Now what?  How do I (and many others) get off the merry-go-round?  How do we get to the place where our want to is stronger?  Before you say "get an accountability partner" or "just start" or whatever else you'd like to say, realize that for some of us we know what to do, we know how to do it, we really do want it but we just haven't been able to figure out how to keep it up, along with everything else that still has to be done.

I know God has the door open for me to get off my circle.  I know it's there, I see it all the time.  I have just been going in this circle for so long I forgot how to walk through the door.

Sunday, January 29, 2012

Crave

To Crave - to long for; want greatly; desire eagerly; yearn for; to have a strong or inward desire


We crave lots of things, some healthy, some not so much.  Recently the church I attend did a series on Crave.  Then, the women's group started up a bible study based on the book "Made to Crave."  Both the book and the message series spoke about the truth that we were created to want things.  Of course, over time and with the advancement of technology and the ease of fast food, LOTS of the things we "crave" hurt us in the end.  Today, our pastor laid it out there-Could it be that we crave simply what 'we' want instead of what is best?  I personally don't even have to think about the answer, for me it is a definite yes.  


Over the years, I have desired to do what's best, eat better, exercise more, just do better.  I have learned, however, that my habits were established long before I had issues with weight.  I remember eating powdered donuts with chocolate milk often.  I remember getting these YUMMY potatoes covered in cheese with bacon on them often.  I didn't watch my portions, didn't worry about what I ate or how much.  I also learned that my issue isn't so much over-eating sweets, or even over-eating.  I eat just because the food is good.  It could be a salad and I will have a huge one or go back for seconds.  It could be a healthy meal and of course, it is the sweets and snacks.  I eat.  


My other issue I have learned is that I eat way too fast.  This causes me to eat beyond my body getting enough to be full.  This is also a problem when someone brings out say something for snacking on, like for a party.  I won't be hungry but will eat because the food is good.
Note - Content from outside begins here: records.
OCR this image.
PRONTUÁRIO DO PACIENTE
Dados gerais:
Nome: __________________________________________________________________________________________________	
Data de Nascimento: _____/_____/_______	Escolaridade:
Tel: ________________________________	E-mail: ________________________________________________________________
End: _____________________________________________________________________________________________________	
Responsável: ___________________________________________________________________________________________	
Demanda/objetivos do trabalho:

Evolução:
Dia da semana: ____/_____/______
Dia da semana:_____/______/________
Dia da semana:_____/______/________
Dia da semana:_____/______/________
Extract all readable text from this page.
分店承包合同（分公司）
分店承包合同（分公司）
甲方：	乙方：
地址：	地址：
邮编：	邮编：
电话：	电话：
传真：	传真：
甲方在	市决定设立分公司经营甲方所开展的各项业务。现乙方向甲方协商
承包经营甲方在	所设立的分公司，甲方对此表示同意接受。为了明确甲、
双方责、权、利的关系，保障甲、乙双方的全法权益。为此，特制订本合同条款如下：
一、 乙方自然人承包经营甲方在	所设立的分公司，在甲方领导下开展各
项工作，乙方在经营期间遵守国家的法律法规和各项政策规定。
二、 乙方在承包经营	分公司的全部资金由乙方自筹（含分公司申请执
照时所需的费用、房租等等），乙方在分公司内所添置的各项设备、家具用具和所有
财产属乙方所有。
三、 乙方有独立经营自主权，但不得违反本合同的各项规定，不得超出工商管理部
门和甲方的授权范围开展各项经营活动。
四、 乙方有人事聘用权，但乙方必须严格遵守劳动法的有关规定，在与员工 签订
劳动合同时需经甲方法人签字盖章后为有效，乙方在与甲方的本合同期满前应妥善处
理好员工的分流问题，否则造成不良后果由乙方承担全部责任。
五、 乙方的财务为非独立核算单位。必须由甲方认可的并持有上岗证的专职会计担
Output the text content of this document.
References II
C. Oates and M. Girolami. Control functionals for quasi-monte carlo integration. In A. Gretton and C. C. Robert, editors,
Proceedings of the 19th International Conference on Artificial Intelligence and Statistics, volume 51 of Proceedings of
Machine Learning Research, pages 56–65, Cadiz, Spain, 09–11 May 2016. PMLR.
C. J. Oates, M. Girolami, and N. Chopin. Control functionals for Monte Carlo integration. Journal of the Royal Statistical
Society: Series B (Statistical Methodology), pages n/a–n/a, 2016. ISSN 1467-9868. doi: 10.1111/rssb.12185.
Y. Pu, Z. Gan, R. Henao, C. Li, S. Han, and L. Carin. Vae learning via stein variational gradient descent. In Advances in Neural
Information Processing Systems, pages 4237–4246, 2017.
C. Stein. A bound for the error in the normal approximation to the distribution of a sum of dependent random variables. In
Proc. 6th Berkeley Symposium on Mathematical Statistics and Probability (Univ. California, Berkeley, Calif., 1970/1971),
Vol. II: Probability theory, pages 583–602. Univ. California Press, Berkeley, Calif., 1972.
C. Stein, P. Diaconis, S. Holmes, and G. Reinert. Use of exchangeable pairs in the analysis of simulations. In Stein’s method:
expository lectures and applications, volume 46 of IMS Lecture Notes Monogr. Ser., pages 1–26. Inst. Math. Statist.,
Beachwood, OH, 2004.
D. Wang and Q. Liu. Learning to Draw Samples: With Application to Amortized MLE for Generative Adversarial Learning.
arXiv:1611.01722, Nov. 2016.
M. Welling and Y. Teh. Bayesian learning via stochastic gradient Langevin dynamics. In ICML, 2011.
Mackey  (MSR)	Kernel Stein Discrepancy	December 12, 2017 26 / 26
What I have also learned is that i have a battle within.  Now, all of us do, the battle to do what is right vs what we want.  This doesn't mean we want to do bad things, some times what we want to do isn't bad, it's just not the right thing.  So, I've decided that for the month of February, I will not be eating sweets or junk food and will make notes for me to focus on not eating simply because the food is there.  OK, it's out there.  Now I'm accountable to you.


I will update this as I take steps to live a life craving God's will and His plan vs what I want.